Elle a en effet plaidé qu'elle n'était pas en mesure de tenir l'enquête sur caution sans avoir les résultats de cette évaluation en main. Selon elle, son client a besoin d'aide et de soins de santé appropriés, compte tenu d'une problématique de troubles mentaux et de consommation de stupéfiants. Il lui faut trouver des ressources appropriées en prévision d'une sortie de prison éventuelle.

D'ailleurs, la procureure de la Couronne, Me Martine Tessier, qui avait assigné ses témoins pour l'enquête sur caution, n'a pas caché la possibilité qu'une pareille évaluation soit également réclamée de son côté.

Dans le contexte de cette demande, elle a donc fait entendre une de ses témoins, Catherine Beaubien, agente de surveillance à la maison Radisson. Cette dernière assure le suivi de Michel Gélinas depuis janvier 2013. Elle a expliqué au tribunal que plusieurs rapports de manquements avaient été faits contre celui-ci parce qu'il souffre de délires, ne prend pas correctement sa médication et consomme des stupéfiants.

En août 2013, soit deux mois après le premier événement du château d'eau, Michel Gélinas avait reçu un diagnostic de troubles psychotiques paranoïdes. Selon elle, ses délires et ses idées suicidaires sont souvent en lien direct avec ses passages à la cour pour la garde de ses enfants. Il devait d'ailleurs se présenter devant le tribunal de la famille le 17 novembre.

Elle a aussi rapporté que Michel Gélinas prétendait avoir des troubles avec les Hells Angels de Sorel au point de se barricader dans sa propre résidence.

Toujours selon Mme Beaubien, des médecins ont conclu qu'il devait être maintenu sous garde assez longtemps pour qu'il puisse cesser sa consommation de stupéfiants afin d'ajuster sa médication et lui apporter les soins requis.

Tout dernièrement, Mme Beaubien avait conseillé  à Michel Gélinas d'aller à l'hôpital mais il avait refusé.
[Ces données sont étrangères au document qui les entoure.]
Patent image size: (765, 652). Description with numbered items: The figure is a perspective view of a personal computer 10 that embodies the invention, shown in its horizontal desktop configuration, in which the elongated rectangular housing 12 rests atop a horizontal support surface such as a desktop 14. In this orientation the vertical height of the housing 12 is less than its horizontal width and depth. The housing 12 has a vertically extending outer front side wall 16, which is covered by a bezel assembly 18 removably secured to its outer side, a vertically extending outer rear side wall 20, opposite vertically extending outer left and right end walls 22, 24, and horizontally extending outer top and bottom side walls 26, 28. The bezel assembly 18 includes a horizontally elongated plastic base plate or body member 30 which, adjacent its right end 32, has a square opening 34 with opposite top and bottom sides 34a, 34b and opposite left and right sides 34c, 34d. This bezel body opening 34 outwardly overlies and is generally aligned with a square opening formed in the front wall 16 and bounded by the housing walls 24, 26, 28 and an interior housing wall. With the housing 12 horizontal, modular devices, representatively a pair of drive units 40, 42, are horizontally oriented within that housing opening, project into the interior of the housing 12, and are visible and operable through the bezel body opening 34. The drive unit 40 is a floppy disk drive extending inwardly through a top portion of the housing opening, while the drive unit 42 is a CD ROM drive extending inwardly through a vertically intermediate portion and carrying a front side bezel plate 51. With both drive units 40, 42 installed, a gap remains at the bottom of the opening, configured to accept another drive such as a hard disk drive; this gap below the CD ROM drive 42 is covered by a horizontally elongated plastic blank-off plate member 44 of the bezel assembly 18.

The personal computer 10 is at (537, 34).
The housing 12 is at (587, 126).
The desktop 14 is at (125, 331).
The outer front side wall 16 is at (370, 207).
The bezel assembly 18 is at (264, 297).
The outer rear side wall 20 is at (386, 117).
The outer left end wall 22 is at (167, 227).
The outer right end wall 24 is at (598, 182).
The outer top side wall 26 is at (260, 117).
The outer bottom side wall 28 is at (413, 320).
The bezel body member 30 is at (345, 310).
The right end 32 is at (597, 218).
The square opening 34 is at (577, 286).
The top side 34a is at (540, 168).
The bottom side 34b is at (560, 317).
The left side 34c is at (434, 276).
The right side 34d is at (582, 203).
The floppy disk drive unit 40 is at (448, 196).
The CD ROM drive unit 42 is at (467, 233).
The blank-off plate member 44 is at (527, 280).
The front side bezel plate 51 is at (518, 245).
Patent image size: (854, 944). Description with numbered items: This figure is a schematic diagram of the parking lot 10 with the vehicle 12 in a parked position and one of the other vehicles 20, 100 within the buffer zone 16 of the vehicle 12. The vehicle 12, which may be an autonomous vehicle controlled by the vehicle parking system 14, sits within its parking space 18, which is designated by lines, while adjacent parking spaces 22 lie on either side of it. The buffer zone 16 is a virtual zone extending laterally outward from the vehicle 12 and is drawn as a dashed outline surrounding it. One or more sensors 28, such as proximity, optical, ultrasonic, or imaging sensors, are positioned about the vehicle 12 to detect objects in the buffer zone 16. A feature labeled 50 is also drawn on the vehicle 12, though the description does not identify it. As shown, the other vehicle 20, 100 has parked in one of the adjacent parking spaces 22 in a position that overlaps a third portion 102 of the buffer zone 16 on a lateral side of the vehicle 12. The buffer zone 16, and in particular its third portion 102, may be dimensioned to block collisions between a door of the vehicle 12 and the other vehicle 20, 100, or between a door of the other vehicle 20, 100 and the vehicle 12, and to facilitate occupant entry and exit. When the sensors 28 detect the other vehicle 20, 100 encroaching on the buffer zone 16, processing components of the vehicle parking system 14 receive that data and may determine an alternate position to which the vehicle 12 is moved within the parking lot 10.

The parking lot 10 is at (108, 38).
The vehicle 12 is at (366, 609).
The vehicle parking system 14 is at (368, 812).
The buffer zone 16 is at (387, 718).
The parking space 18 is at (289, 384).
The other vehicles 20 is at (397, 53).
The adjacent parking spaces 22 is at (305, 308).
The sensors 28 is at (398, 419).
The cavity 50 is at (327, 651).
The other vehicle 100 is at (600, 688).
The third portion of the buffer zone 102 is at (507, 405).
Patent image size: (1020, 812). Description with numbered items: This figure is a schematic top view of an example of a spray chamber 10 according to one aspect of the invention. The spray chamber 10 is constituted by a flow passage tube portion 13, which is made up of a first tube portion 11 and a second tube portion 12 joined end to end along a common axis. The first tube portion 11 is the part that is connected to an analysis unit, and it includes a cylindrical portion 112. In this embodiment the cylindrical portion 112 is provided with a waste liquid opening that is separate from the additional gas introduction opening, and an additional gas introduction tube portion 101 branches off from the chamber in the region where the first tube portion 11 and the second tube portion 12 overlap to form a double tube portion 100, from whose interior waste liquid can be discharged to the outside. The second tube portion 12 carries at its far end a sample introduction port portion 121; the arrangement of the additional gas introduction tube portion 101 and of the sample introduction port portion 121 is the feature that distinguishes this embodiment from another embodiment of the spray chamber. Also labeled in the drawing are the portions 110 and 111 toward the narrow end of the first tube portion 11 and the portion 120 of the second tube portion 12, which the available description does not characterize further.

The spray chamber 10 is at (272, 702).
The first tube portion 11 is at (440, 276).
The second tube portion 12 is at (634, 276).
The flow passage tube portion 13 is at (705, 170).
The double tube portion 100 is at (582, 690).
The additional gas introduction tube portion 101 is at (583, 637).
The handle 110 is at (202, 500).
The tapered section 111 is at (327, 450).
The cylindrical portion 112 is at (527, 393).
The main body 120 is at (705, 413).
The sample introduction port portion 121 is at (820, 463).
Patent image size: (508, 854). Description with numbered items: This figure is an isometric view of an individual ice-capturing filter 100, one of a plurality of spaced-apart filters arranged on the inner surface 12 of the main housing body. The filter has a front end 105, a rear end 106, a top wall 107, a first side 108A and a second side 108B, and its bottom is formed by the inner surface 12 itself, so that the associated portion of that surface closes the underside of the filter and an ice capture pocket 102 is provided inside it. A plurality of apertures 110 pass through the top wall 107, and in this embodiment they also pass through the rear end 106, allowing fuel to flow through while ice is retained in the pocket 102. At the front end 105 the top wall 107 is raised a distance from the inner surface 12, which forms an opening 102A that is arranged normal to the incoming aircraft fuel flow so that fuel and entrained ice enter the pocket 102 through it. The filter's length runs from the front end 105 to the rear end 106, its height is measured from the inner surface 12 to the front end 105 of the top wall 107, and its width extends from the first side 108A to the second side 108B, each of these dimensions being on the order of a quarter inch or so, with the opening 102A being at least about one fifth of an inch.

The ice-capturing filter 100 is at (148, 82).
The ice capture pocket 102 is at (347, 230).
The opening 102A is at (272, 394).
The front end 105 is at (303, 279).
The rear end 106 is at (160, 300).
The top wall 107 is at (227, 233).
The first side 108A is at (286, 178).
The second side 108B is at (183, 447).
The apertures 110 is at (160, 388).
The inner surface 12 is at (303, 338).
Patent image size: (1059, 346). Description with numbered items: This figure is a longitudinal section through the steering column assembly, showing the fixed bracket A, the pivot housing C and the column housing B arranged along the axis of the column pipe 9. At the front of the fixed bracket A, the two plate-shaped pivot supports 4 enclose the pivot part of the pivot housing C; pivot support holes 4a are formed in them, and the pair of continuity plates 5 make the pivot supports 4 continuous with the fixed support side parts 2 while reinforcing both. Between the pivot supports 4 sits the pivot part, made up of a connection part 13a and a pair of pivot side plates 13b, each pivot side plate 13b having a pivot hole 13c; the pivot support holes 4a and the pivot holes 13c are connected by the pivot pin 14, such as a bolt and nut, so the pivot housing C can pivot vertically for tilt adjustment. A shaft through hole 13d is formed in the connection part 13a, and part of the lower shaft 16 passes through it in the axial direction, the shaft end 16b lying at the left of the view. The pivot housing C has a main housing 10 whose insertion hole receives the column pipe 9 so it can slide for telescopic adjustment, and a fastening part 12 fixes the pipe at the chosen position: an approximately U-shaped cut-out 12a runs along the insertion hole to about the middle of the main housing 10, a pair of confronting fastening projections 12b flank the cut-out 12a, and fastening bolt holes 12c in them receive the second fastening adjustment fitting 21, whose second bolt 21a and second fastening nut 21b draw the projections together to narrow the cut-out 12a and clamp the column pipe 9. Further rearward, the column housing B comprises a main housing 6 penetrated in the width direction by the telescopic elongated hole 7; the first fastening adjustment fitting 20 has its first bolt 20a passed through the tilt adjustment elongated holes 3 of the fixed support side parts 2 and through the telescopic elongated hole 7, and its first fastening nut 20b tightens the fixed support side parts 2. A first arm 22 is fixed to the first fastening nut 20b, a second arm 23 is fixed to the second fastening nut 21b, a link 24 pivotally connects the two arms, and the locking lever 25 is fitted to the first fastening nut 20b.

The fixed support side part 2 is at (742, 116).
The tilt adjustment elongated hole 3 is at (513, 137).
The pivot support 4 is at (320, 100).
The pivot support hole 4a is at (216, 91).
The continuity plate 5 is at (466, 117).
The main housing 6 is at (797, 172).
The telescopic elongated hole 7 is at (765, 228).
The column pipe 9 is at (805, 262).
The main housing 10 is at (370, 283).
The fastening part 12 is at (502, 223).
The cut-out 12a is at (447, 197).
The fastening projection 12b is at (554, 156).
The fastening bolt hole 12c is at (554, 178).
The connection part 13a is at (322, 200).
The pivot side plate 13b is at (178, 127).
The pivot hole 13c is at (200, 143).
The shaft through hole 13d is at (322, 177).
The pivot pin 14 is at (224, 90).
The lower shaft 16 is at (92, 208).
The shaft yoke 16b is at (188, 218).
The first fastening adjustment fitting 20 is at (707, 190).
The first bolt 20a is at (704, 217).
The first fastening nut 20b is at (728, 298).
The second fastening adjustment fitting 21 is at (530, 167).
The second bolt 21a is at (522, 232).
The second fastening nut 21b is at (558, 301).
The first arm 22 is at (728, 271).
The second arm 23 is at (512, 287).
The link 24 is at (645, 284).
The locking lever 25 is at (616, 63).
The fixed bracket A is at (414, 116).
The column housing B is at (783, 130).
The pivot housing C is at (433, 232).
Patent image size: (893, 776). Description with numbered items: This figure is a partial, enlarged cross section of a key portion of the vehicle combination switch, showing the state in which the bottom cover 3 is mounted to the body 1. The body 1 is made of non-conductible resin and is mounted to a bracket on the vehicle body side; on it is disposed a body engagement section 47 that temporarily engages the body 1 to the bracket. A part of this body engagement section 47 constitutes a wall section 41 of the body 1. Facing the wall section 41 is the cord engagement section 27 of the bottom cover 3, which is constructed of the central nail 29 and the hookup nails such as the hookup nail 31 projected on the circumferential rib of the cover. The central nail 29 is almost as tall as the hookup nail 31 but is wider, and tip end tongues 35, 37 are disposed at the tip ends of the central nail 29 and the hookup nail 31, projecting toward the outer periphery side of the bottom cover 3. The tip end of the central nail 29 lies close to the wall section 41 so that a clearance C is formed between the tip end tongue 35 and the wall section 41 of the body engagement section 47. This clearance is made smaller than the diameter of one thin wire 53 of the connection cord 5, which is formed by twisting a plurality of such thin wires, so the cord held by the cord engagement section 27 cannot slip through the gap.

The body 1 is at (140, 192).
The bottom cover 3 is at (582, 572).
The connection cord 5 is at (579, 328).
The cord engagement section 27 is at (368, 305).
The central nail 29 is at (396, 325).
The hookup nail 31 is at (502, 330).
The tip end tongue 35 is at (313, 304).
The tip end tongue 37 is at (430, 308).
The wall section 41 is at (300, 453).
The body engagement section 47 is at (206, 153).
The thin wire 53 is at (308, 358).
Elle trouvait qu'il avait maigri beaucoup et qu'il était particulièrement désorganisé.

À la lumière de toutes ces informations, le juge a conclu qu'une évaluation psychiatrique devait être réalisée. Ce n'est certes pas la première (il avait été déclaré criminellement responsable à la suite de son premier méfait au château d'eau en juin 2013) mais le juge estime que les problématiques de santé mentale sont en constante évolution. Le prévenu sera donc détenu au cours du prochains mois au Centre régional de santé mentale.

Michel Gélinas reviendra devant le tribunal le 15 décembre.

Rappelons qu'il avait grimpé lundi dans le château d'eau de Louiseville pour une deuxième fois en 17 mois. Il est accusé de méfait en ayant empêché, interrompu ou gêné l'emploi, la jouissance ou l'exploitation légitime d'un bien, soit la route 349, et de trois bris de probation pour avoir troublé l'ordre public, ne pas avoir effectué ses 40 heures de travaux communautaires et ne pas avoir complété une thérapie à Domrémy.

En juin 2013, ce Louisevillois avait gravi une première fois le château d'eau afin d'attirer l'attention sur sa situation familiale. Séparé de la mère de ses enfants, il revendiquait le droit de voir ces derniers.

Il disait souffrir alors d'une dépression mais avait cependant été déclaré criminellement responsable de ses gestes au terme d'une évaluation psychiatrique. On lui avait donc imposé comme sentence l'obligation d'effectuer 40 heures de travaux communautaires et de suivre une thérapie à Domrémy. Il devait également se soumettre à une probation de deux ans.